Description of results

Running GNOM or autoGNOM provides following results: 1. PDDF displayed in the graph (and saved as needed in notebook or folder) 2. Fit to the data displayed in the log-log Int/Q plot. The blue points represent GNOM fitted results. 3. GNOM calculated I(0), Rg, and Porod volume, these are called Real Space results. 4. Using GNOM calculated Intensity/Q model code will use SAXSMoW2 method to calculate Molecular weight. This is called Real space SAXSMoW2 MW.

Save the results

Here are examples how the data are saved, in pictures…


Image above shows record in Notebook.


The two images above show record created in Igor experiment. A folder called root:PDDFFitResults will be created, waves which can be seen in the image are created and every time user saves new results a new line is added to each of the waves. These waves are used to create the table seen in the image above. Old data are not overwritten, unless used deletes them all using the button on the panel. Therefore, same data set can be in the table many times.

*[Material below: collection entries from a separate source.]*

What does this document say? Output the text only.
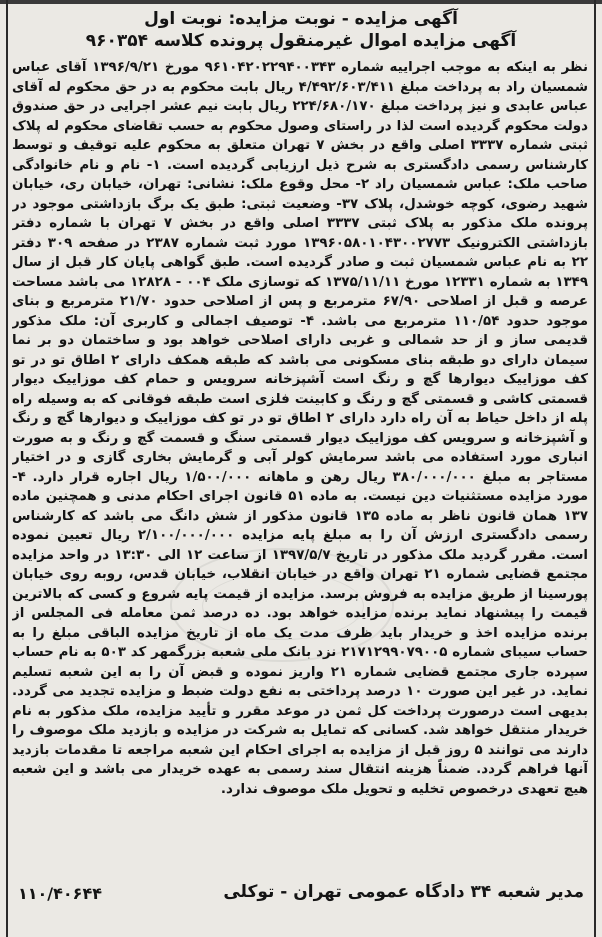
آگهی مزایده - نوبت مزایده: نوبت اول
آگهی مزایده اموال غیرمنقول پرونده کلاسه ۹۶۰۳۵۴
نظر به اینکه به موجب اجراییه شماره ۹۶۱۰۴۲۰۲۲۹۴۰۰۳۴۳ مورخ ۱۳۹۶/۹/۲۱ آقای عباس شمسیان راد به پرداخت مبلغ ۴/۴۹۲/۶۰۳/۴۱۱ ریال بابت محکوم به در حق محکوم له آقای عباس عابدی و نیز پرداخت مبلغ ۲۲۴/۶۸۰/۱۷۰ ریال بابت نیم عشر اجرایی در حق صندوق دولت محکوم گردیده است لذا در راستای وصول محکوم به حسب تقاضای محکوم له پلاک ثبتی شماره ۳۳۳۷ اصلی واقع در بخش ۷ تهران متعلق به محکوم علیه توقیف و توسط کارشناس رسمی دادگستری به شرح ذیل ارزیابی گردیده است. ۱- نام و نام خانوادگی صاحب ملک: عباس شمسیان راد ۲- محل وقوع ملک: نشانی: تهران، خیابان ری، خیابان شهید رضوی، کوچه خوشدل، پلاک ۳۷- وضعیت ثبتی: طبق یک برگ بازداشتی موجود در پرونده ملک مذکور به پلاک ثبتی ۳۳۳۷ اصلی واقع در بخش ۷ تهران با شماره دفتر بازداشتی الکترونیک ۱۳۹۶۰۵۸۰۱۰۴۳۰۰۲۷۷۳ مورد ثبت شماره ۲۳۸۷ در صفحه ۳۰۹ دفتر ۲۲ به نام عباس شمسیان ثبت و صادر گردیده است. طبق گواهی پایان کار قبل از سال ۱۳۴۹ به شماره ۱۲۳۳۱ مورخ ۱۳۷۵/۱۱/۱۱ که توسازی ملک ۰۰۴ - ۱۲۸۲۸ می باشد مساحت عرصه و قبل از اصلاحی ۶۷/۹۰ مترمربع و پس از اصلاحی حدود ۲۱/۷۰ مترمربع و بنای موجود حدود ۱۱۰/۵۴ مترمربع می باشد. ۴- توصیف اجمالی و کاربری آن: ملک مذکور قدیمی ساز و از حد شمالی و غربی دارای اصلاحی خواهد بود و ساختمان دو بر نما سیمان دارای دو طبقه بنای مسکونی می باشد که طبقه همکف دارای ۲ اطاق تو در تو کف موزاییک دیوارها گچ و رنگ است آشپزخانه سرویس و حمام کف موزاییک دیوار قسمتی کاشی و قسمتی گچ و رنگ و کابینت فلزی است طبقه فوقانی که به وسیله راه پله از داخل حیاط به آن راه دارد دارای ۲ اطاق تو در تو کف موزاییک و دیوارها گچ و رنگ و آشپزخانه و سرویس کف موزاییک دیوار قسمتی سنگ و قسمت گچ و رنگ و به صورت انباری مورد استفاده می باشد سرمایش کولر آبی و گرمایش بخاری گازی و در اختیار مستاجر به مبلغ ۳۸۰/۰۰۰/۰۰۰ ریال رهن و ماهانه ۱/۵۰۰/۰۰۰ ریال اجاره قرار دارد. ۴- مورد مزایده مستثنیات دین نیست. به ماده ۵۱ قانون اجرای احکام مدنی و همچنین ماده ۱۳۷ همان قانون ناظر به ماده ۱۳۵ قانون مذکور از شش دانگ می باشد که کارشناس رسمی دادگستری ارزش آن را به مبلغ پایه مزایده ۲/۱۰۰/۰۰۰/۰۰۰ ریال تعیین نموده است. مقرر گردید ملک مذکور در تاریخ ۱۳۹۷/۵/۷ از ساعت ۱۲ الی ۱۳:۳۰ در واحد مزایده مجتمع قضایی شماره ۲۱ تهران واقع در خیابان انقلاب، خیابان قدس، روبه روی خیابان پورسینا از طریق مزایده به فروش برسد. مزایده از قیمت پایه شروع و کسی که بالاترین قیمت را پیشنهاد نماید برنده مزایده خواهد بود. ده درصد ثمن معامله فی المجلس از برنده مزایده اخذ و خریدار باید ظرف مدت یک ماه از تاریخ مزایده الباقی مبلغ را به حساب سیبای شماره ۲۱۷۱۲۹۹۰۷۹۰۰۵ نزد بانک ملی شعبه بزرگمهر کد ۵۰۳ به نام حساب سپرده جاری مجتمع قضایی شماره ۲۱ واریز نموده و قبض آن را به این شعبه تسلیم نماید. در غیر این صورت ۱۰ درصد پرداختی به نفع دولت ضبط و مزایده تجدید می گردد. بدیهی است درصورت پرداخت کل ثمن در موعد مقرر و تأیید مزایده، ملک مذکور به نام خریدار منتقل خواهد شد. کسانی که تمایل به شرکت در مزایده و بازدید ملک موصوف را دارند می توانند ۵ روز قبل از مزایده به اجرای احکام این شعبه مراجعه تا مقدمات بازدید آنها فراهم گردد. ضمناً هزینه انتقال سند رسمی به عهده خریدار می باشد و این شعبه هیچ تعهدی درخصوص تخلیه و تحویل ملک موصوف ندارد.
مدیر شعبه ۳۴ دادگاه عمومی تهران - توکلی
۱۱۰/۴۰۶۴۴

Image shows which wave are saved in Data folder with the data. Multiple “generations” can be saved, data are not over written. User needs to delete them manually, if necessary. These are seen by rest of irena as Irena results.


And finally, this is GNOM out file saved where this experiment called “BioSAXS manual 1.pxp” is located. New folder is created and all OUT files are saved there. Out file of the same name will be overwritten. User is warned by dialog which asks for permission to overwrite the out file.